The conventional baseline quantile estimator in such simulations is the traditional quantile estimator that is defined as a linear combination of two subsequent order statistics. To be more specific, we are going to use the Type 7 quantile estimator from the Hyndman-Fan classification or HF7. It can be expressed as follows (assuming one-based indexing):

\[Q_{HF7}(p) = x_{(\lfloor h \rfloor)}+(h-\lfloor h \rfloor)(x_{(\lfloor h \rfloor+1)})-x_{(\lfloor h \rfloor)},\quad h = (n-1)p+1. \]

Thus, we are going to estimate the relative efficiency of the trimmed and winsorized Harrell-Davis quantile estimators with different percentage values against the traditional quantile estimator HF7. For the \(p^\textrm{th}\) quantile, the classic relative efficiency can be calculated as the ratio of the estimator mean squared errors (\(\textrm{MSE}\)):

\[\textrm{Efficiency}(p) = \dfrac{\textrm{MSE}(Q_{HF7}, p)}{\textrm{MSE}(Q_{\textrm{Target}}, p)} = \dfrac{\operatorname{E}[(Q_{HF7}(p) - \theta(p))^2]}{\operatorname{E}[(Q_{\textrm{Target}}(p) - \theta(p))^2]} \]

where \(\theta(p)\) is the true value of the \(p^\textrm{th}\) quantile. The \(\textrm{MSE}\) value depends on the sample size \(n\), so it should be calculated independently for each sample size value.

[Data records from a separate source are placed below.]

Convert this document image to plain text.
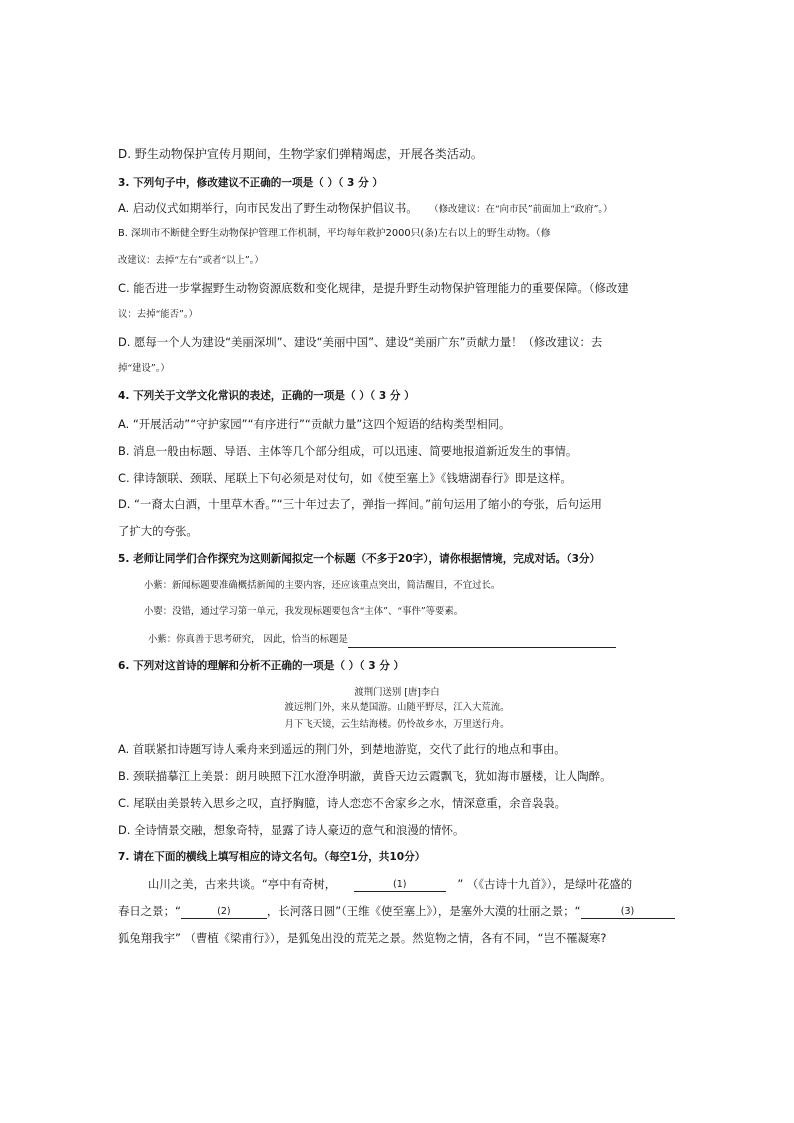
D. 野生动物保护宣传月期间，生物学家们弹精竭虑，开展各类活动。
3. 下列句子中，修改建议不正确的一项是（ ）（ 3 分 ）
A. 启动仪式如期举行，向市民发出了野生动物保护倡议书。 （修改建议：在“向市民”前面加上“政府”。）
B. 深圳市不断健全野生动物保护管理工作机制，平均每年救护2000只(条)左右以上的野生动物。（修
改建议：去掉“左右”或者“以上”。）
C. 能否进一步掌握野生动物资源底数和变化规律，是提升野生动物保护管理能力的重要保障。（修改建
议：去掉“能否”。）
D. 愿每一个人为建设“美丽深圳”、建设“美丽中国”、建设“美丽广东”贡献力量！（修改建议：去
掉“建设”。）
4. 下列关于文学文化常识的表述，正确的一项是（ ）（ 3 分 ）
A. “开展活动”“守护家园”“有序进行”“贡献力量”这四个短语的结构类型相同。
B. 消息一般由标题、导语、主体等几个部分组成，可以迅速、简要地报道新近发生的事情。
C. 律诗颔联、颈联、尾联上下句必须是对仗句，如《使至塞上》《钱塘湖春行》即是这样。
D. “一裔太白酒，十里草木香。”“三十年过去了，弹指一挥间。”前句运用了缩小的夸张，后句运用
了扩大的夸张。
5. 老师让同学们合作探究为这则新闻拟定一个标题（不多于20字），请你根据情境，完成对话。（3分）
小紫：新闻标题要准确概括新闻的主要内容，还应该重点突出，简洁醒目，不宜过长。
小婴：没错，通过学习第一单元，我发现标题要包含“主体”、“事件”等要素。
小紫：你真善于思考研究， 因此，恰当的标题是
6. 下列对这首诗的理解和分析不正确的一项是（ ）（ 3 分 ）
渡荆门送别 [唐]李白
渡远荆门外，来从楚国游。山随平野尽，江入大荒流。
月下飞天镜，云生结海楼。仍怜故乡水，万里送行舟。
A. 首联紧扣诗题写诗人乘舟来到遥远的荆门外，到楚地游览，交代了此行的地点和事由。
B. 颈联描摹江上美景：朗月映照下江水澄净明澈，黄昏天边云霞飘飞，犹如海市蜃楼，让人陶醉。
C. 尾联由美景转入思乡之叹，直抒胸臆，诗人恋恋不舍家乡之水，情深意重，余音袅袅。
D. 全诗情景交融，想象奇特，显露了诗人豪迈的意气和浪漫的情怀。
7. 请在下面的横线上填写相应的诗文名句。（每空1分，共10分）
山川之美，古来共谈。“亭中有奇树，	(1)	” （《古诗十九首》），是绿叶花盛的
春日之景；“	(2)	，长河落日圆”（王维《使至塞上》），是塞外大漠的壮丽之景；“	(3)
狐兔翔我宇” （曹植《梁甫行》），是狐兔出没的荒芜之景。然览物之情，各有不同，“岂不罹凝寒?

We are also going to use the following distributions:

  • Uniform(0,1): Continuous uniform distribution; \(a = 0,\, b = 1\)
  • Tri(0,1,2): Triangular distribution; \(a = 0,\, c = 1,\, b = 2\)
  • Tri(0,0.2,2): Triangular distribution; \(a = 0,\, c = 0.2,\, b = 2\)
  • Beta(2,4): Beta distribution; \(\alpha = 2,\, \beta = 4\)
  • Beta(2,10): Beta distribution; \(\alpha = 2,\, \beta = 10\)
  • Normal(0,1^2): Standard normal distribution; \(\mu = 0,\, \sigma = 1\)
  • Weibull(1,2): Weibull distribution; \(\lambda = 1\;\textrm{(scale)},\, k = 2\;\textrm{(shape)}\)
  • Student(3): Student distribution; \(\nu = 3\;\textrm{(degrees of freedom)}\)
  • Gumbel(0,1): Gumbel distribution; \(\mu = 0\;\textrm{(location)},\, \beta = 1\;\textrm{(scale)}\)
  • Exp(1): Exponential distribution; \(\lambda = 1\;\textrm{(rate)}\)
  • Cauchy(0,1): Standard Cauchy distribution; \(x_0 = 0\;\textrm{(location)},\,\gamma = 1\;\textrm{(scale)}\)
  • Pareto(1,0.5): Pareto distribution; \(x_m = 1\;\textrm{(scale)},\, \alpha = 0.5\;\textrm{(shape)}\)
  • Pareto(1,2): Pareto distribution; \(x_m = 1\;\textrm{(scale)},\, \alpha = 2\;\textrm{(shape)}\)
  • LogNormal(0,1^2): Log-normal distribution; \(\mu = 0, \sigma = 1\)
  • LogNormal(0,2^2): Log-normal distribution; \(\mu = 0, \sigma = 2\)
  • LogNormal(0,3^2): Log-normal distribution; \(\mu = 0, \sigma = 3\)
  • Weibull(1,0.5): Weibull distribution; \(\lambda = 1\;\textrm{(scale)},\, k = 0.5\;\textrm{(shape)}\)
  • Weibull(1,0.3): Weibull distribution; \(\lambda = 1\;\textrm{(scale)},\, k = 0.3\;\textrm{(shape)}\)
  • Frechet(0,1,1): Frechet distribution; \(m=0\;\textrm{(location)},\, s = 1\;\textrm{(scale)},\, \alpha = 1\;\textrm{(shape)}\)
  • Frechet(0,1,3): Frechet distribution; \(m=0\;\textrm{(location)},\, s = 1\;\textrm{(scale)},\, \alpha = 3\;\textrm{(shape)}\)

Simulation Results


One of the biggest drawbacks of the winsorized modification of the Harrell-Davis quantile estimator is the stair-like pattern which we can observe in the above images. Such a phenomenon could be easily explained. If we enumerate all the quantile values from 0 to 1, the \([L;R]\) window moves from left to right. At some specific moments, \(L\) and \(R\) cross the border between elements. Once they do that, the estimator switches the index of the winsorized elements that get “extra” weight. Thus, the winsorized modification of the Harrell-Davis quantile estimator is not smooth, and it has low statistical efficiency around these “switching points.”